E-cadherin deficiency a novel determinant of ROS1 inhibitor sensitivity

Ilirjana Bajrami1,Stephen Pettitt1,Rachel Brough1,Helen Pemberton1,Jessica Frankum1,James Campbell1,Alan Ashworth2,Christopher Lord1

1ICR, LONDON, UK,2UCSF, SAN FRANCISCO, USA

Presenting date: Tuesday 3 November
Presenting time: 16.10-16.25

Background

The E-cadherin (CDH1) tumour suppressor gene encodes a calcium-dependent cell-cell adhesion glycoprotein, which has roles in maintaining cell polarity, differentiation, cell migration and survival. E-cadherin dysfunction is a feature common to many epithelial tumours, with the highest incidence occurring in diffuse gastric cancer (50%) and lobular breast cancer (56%) and can occur via CDH1 mutation, deletion or epigenetic silencing. Although E-cadherin dysfunction is relatively common, approaches to target this pathogenic alteration do not as yet exist.

Method

We have taken an integrated functional genomics approach to identifying E-cadherin synthetic lethality effects that exploits siRNA. Using a combination of Achilles’ Heel siRNA screens in histologically and genetically diverse tumour cell line panels, we have identified a compendium of genes whose disruption selectively targets E-cadherin deficient cells.

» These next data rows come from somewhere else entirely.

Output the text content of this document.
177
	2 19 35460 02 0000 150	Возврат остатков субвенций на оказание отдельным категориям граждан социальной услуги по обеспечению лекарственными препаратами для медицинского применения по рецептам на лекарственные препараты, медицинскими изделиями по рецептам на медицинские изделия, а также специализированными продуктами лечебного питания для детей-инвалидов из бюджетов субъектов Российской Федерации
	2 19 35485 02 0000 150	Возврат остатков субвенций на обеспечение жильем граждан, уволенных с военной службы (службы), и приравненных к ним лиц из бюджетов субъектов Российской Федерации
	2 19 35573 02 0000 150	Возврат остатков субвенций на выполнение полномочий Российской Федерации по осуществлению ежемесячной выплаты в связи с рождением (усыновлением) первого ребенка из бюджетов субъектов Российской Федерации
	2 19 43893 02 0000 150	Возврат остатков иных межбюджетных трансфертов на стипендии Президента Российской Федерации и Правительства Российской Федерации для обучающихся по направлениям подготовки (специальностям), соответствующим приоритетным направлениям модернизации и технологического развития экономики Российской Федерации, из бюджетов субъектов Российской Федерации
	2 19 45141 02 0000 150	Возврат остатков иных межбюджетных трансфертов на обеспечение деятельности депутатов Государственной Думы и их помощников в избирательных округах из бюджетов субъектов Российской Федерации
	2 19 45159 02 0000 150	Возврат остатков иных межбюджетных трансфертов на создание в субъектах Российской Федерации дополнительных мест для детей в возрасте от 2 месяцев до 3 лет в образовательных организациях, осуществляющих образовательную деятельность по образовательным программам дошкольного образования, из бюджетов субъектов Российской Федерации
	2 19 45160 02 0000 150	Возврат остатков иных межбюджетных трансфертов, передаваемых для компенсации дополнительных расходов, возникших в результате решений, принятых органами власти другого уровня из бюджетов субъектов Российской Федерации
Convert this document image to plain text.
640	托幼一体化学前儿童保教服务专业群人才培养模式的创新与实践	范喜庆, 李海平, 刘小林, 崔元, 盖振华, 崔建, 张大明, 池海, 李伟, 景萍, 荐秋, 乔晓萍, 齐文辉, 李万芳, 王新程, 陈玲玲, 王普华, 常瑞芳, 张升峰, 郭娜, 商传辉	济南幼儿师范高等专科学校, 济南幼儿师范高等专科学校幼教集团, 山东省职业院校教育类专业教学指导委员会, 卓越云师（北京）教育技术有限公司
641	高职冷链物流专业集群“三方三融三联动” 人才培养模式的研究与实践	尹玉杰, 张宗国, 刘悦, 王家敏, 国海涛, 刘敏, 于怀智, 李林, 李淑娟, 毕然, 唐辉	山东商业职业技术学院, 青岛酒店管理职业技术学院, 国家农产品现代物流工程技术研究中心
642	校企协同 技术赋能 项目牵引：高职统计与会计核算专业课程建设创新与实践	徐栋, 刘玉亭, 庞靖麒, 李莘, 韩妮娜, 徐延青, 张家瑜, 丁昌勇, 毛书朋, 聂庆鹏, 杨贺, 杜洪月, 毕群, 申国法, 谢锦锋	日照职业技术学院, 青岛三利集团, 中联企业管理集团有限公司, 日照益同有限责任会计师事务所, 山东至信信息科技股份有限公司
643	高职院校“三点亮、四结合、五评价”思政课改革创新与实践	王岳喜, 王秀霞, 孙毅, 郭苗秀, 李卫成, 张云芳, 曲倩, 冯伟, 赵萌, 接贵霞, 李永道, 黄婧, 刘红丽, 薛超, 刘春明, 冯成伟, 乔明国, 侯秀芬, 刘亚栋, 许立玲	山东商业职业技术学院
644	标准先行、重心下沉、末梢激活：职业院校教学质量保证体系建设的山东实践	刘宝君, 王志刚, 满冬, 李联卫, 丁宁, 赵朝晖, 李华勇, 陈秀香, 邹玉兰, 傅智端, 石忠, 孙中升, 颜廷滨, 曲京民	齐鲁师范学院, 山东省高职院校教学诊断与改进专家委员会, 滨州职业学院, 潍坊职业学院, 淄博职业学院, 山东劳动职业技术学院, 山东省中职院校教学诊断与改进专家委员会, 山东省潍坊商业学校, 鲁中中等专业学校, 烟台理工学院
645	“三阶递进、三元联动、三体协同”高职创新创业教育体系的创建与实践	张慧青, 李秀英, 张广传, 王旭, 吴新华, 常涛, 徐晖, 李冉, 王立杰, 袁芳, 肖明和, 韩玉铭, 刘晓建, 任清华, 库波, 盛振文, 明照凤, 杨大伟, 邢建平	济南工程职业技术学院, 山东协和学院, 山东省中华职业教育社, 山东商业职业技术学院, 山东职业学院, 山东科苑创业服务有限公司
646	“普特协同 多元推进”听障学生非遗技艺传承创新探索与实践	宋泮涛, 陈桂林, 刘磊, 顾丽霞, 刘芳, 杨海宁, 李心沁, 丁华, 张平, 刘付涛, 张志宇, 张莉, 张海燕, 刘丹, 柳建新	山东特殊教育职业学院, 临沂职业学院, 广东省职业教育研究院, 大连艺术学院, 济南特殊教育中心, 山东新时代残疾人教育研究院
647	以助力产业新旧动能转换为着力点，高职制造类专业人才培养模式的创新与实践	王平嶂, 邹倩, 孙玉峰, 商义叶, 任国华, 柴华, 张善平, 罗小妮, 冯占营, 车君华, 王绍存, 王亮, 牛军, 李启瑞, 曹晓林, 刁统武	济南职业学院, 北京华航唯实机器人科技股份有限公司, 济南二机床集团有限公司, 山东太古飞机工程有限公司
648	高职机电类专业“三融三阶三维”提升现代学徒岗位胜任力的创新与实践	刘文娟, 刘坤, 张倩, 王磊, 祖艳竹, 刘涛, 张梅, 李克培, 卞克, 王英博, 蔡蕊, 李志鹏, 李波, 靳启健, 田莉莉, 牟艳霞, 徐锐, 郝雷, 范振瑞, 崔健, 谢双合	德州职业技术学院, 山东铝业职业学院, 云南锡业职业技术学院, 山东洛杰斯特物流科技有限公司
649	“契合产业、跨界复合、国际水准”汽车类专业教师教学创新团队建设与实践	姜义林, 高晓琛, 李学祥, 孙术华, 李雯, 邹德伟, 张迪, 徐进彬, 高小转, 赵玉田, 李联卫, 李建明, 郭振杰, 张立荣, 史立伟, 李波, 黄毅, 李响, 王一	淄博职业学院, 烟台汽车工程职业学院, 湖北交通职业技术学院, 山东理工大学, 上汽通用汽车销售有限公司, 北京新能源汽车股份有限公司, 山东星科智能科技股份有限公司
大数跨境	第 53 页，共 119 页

Alongside the Achilles’ Heel screens in tumour cell models, complementary screens siRNA and pharmacological screens in isogenic systems with Zinc-finger and CRISPR-engineered E-Cadherin defects were undertaken.

Results

The integrated functional genomics approach identified a robust synthetic lethal interaction between the orphan receptor tyrosine kinase ROS1 and E-cadherin dysfunction. Functional and chemical inhibition of ROS1 in a variety of breast cell line models induced sensitivity in E-cadherin deficient cells.  The synthetic lethal interaction between E-cadherin and ROS1 was characterized by induction of apoptosis, nuclear defects, and a G2/M cell cycle arrest. 

Conclusion

This integrated genomics approach identified novel genetic determinants selective for E-cadherin deficiency, a gene that is recurrently mutated in breast cancer.  This study suggests that E-cadherin deficiency could be used as candidate predictive biomarker in future clinical trials involving ROS1 inhibitors.